6º.-Presentó preceptiva papeleta de conciliación, resultando sin avenencia.

TERCERO:En la sentencia recurrida en suplicación se emitió el siguiente fallo o parte dispositiva: 'Estimo la demanda presentad por Dña. Agueda frente a GIGIA NALON S.L. y declaro nula la sanción impuesta a la trabajadora consistente en suspensión de empleo y sueldo de 12 días por falta muy grave, y declaro su derecho a ser indemnizada en la cantidad de 6000 euros por vulneración de sus derechos fundamentales.'

CUARTO:Frente a dicha sentencia se anunció recurso de suplicación por GIGIA NALON SL formalizándolo posteriormente. Tal recurso fue objeto de impugnación por la contraparte.

QUINTO:Elevados por el Juzgado de lo Social de referencia los autos principales, a esta Sala de lo Social, tuvieron los mismos entrada en fecha 17 de julio de 2020.

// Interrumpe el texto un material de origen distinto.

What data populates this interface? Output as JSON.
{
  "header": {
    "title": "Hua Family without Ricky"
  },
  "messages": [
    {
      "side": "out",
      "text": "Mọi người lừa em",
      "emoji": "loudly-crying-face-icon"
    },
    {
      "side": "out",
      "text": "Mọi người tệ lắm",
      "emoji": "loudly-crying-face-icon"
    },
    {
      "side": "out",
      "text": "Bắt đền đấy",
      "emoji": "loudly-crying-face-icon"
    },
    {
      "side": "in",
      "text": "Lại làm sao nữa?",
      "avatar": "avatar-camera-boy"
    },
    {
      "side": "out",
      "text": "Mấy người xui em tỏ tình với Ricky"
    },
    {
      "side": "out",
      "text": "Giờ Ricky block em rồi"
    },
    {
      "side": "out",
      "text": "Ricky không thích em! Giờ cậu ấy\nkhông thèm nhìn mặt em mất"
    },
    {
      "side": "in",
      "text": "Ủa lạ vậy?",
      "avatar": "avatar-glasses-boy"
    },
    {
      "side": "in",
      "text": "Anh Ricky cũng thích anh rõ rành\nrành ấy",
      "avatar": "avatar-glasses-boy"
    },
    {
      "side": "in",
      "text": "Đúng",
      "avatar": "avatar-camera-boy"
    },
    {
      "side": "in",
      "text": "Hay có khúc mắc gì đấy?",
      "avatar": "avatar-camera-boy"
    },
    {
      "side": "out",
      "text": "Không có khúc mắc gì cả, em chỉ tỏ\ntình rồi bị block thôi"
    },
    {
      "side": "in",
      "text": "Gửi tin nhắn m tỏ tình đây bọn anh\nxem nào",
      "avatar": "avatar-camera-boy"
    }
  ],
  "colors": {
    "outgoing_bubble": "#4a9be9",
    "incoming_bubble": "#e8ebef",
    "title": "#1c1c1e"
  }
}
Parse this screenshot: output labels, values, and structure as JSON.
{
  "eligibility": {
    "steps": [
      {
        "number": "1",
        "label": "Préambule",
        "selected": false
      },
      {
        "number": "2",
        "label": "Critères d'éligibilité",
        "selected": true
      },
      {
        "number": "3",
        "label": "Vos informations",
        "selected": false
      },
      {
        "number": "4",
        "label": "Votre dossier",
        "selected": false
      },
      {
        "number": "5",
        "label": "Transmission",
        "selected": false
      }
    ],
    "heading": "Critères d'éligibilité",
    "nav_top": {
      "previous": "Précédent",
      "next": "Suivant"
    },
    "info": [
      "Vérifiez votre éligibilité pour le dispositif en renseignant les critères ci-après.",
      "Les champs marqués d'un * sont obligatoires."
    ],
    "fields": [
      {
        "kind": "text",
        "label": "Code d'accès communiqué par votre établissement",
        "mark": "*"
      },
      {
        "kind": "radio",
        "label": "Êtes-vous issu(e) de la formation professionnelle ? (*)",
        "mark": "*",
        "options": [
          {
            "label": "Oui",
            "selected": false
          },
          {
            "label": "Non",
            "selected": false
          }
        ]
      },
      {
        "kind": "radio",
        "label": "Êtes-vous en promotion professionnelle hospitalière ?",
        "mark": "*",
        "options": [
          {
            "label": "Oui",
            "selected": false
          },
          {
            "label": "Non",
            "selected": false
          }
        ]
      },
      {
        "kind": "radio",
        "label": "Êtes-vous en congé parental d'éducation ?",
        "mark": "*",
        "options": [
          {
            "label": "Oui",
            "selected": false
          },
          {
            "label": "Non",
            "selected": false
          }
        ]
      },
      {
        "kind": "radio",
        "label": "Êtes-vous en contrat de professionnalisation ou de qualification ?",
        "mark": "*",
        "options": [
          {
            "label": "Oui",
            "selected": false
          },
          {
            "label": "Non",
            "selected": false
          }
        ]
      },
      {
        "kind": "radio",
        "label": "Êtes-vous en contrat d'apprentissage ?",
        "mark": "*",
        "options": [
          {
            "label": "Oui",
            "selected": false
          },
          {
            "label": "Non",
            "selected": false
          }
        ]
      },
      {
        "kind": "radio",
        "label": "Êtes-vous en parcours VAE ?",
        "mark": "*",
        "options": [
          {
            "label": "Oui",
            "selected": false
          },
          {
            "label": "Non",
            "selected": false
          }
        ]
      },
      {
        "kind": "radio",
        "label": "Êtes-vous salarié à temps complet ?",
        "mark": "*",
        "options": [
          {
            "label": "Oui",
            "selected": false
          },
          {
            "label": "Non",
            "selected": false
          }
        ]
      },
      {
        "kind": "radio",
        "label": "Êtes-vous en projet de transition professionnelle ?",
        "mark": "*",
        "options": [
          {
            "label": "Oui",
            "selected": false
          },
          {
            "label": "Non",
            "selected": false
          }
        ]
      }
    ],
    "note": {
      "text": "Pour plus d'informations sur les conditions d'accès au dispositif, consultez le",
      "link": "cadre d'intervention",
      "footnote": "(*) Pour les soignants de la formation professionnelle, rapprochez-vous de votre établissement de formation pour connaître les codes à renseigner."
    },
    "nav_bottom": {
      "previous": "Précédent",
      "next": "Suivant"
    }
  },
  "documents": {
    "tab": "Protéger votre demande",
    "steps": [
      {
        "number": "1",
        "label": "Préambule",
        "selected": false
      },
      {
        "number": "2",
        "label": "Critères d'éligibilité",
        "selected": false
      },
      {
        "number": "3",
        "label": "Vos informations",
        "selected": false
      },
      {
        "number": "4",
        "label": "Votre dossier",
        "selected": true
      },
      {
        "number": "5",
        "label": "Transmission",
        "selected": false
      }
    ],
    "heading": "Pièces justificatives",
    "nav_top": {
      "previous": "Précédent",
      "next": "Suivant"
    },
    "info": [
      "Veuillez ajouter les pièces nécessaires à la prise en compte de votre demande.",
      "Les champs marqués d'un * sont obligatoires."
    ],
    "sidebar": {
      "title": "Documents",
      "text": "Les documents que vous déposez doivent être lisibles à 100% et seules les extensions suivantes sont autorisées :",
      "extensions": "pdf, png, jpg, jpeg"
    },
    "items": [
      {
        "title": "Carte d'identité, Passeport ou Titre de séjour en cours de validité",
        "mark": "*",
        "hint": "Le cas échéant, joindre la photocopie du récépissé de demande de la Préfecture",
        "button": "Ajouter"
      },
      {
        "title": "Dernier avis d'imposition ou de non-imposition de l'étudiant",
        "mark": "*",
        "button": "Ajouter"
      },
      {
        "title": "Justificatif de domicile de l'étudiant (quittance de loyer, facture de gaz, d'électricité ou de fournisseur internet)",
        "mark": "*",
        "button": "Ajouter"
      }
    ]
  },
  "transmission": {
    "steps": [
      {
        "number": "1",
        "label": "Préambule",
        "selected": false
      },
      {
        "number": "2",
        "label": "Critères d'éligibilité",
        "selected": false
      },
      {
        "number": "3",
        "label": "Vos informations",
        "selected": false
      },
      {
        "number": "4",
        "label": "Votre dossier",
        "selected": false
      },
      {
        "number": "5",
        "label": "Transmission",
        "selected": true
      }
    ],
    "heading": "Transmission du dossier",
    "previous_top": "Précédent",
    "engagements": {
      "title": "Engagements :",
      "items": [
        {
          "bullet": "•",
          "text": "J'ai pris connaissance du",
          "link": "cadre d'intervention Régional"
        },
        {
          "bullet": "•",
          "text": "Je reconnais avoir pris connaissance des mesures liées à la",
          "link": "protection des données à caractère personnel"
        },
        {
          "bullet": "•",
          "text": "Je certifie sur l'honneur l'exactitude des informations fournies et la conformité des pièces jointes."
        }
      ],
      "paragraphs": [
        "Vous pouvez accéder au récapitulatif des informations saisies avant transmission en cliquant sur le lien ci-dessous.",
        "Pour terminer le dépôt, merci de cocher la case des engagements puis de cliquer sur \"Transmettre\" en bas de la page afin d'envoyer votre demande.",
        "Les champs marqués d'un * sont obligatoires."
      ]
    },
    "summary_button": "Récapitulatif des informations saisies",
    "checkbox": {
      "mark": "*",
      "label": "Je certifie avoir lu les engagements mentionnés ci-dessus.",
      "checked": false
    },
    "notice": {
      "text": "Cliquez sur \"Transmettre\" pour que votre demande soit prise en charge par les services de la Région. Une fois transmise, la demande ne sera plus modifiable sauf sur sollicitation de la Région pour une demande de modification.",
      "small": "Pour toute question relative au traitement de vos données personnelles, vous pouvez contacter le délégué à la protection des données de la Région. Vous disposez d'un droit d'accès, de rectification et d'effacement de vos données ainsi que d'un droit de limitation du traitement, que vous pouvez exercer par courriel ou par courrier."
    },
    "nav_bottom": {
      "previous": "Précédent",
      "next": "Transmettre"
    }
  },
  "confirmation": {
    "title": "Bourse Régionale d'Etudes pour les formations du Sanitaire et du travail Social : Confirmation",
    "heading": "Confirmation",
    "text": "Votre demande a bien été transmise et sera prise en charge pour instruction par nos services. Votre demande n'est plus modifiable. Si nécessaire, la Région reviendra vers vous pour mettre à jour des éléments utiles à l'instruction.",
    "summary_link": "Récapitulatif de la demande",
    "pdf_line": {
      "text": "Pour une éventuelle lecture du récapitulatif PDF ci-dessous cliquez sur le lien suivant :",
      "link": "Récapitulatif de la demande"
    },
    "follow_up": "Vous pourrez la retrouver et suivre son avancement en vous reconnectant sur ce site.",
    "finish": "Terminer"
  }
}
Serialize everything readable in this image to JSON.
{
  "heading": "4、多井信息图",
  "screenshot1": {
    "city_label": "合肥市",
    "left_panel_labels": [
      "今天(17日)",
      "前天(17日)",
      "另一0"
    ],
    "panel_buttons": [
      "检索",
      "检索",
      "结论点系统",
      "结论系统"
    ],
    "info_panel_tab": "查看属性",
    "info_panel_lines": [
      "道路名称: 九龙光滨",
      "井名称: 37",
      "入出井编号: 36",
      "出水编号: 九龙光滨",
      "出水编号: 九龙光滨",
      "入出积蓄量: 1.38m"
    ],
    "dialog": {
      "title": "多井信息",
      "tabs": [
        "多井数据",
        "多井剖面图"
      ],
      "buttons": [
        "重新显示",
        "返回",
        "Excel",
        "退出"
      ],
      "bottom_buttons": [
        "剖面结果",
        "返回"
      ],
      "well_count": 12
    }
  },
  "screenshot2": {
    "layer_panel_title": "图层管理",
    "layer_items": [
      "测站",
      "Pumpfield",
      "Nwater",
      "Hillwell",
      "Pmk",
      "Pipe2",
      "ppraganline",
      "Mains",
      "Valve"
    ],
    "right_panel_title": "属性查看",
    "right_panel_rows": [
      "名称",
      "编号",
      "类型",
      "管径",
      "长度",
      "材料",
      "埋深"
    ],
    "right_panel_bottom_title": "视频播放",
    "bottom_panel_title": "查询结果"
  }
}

SEXTO:Admitido a trámite el recurso se señaló el día 24 de setiembre de 2020 para los actos de votación y fallo.

A la vista de los anteriores antecedentes de hecho, se formulan por esta Sección de Sala los siguientes,


Fundamentos

PRIMERO.-Frente a la Sentencia de instancia, estimatoria de las pretensiones deducidas en la demanda rectora del proceso, interpone la empresa demandada recurso de suplicación, siendo impugnado por la accionante y por el Ministerio Fiscal, que fundamenta en los motivos contemplados en los apartados a) y c) el artículo 193 de la Ley Reguladora de la Jurisdicción Social, denunciando en el primero de ellos la vulneración de normas o garantías del procedimiento que le habrían producido indefensión, en concreto de los artículos 97.2 y 3 de aquélla citada Ley y 120.3 de la Constitución, así como de la doctrina contenida en las Sentencias citadas en el escrito de formalización, invocando que la Resolución recurrida incurre en incongruencia omisiva ante la insuficiencia de hechos probados y fundamentación jurídica, impidiéndole estructurar su recurso.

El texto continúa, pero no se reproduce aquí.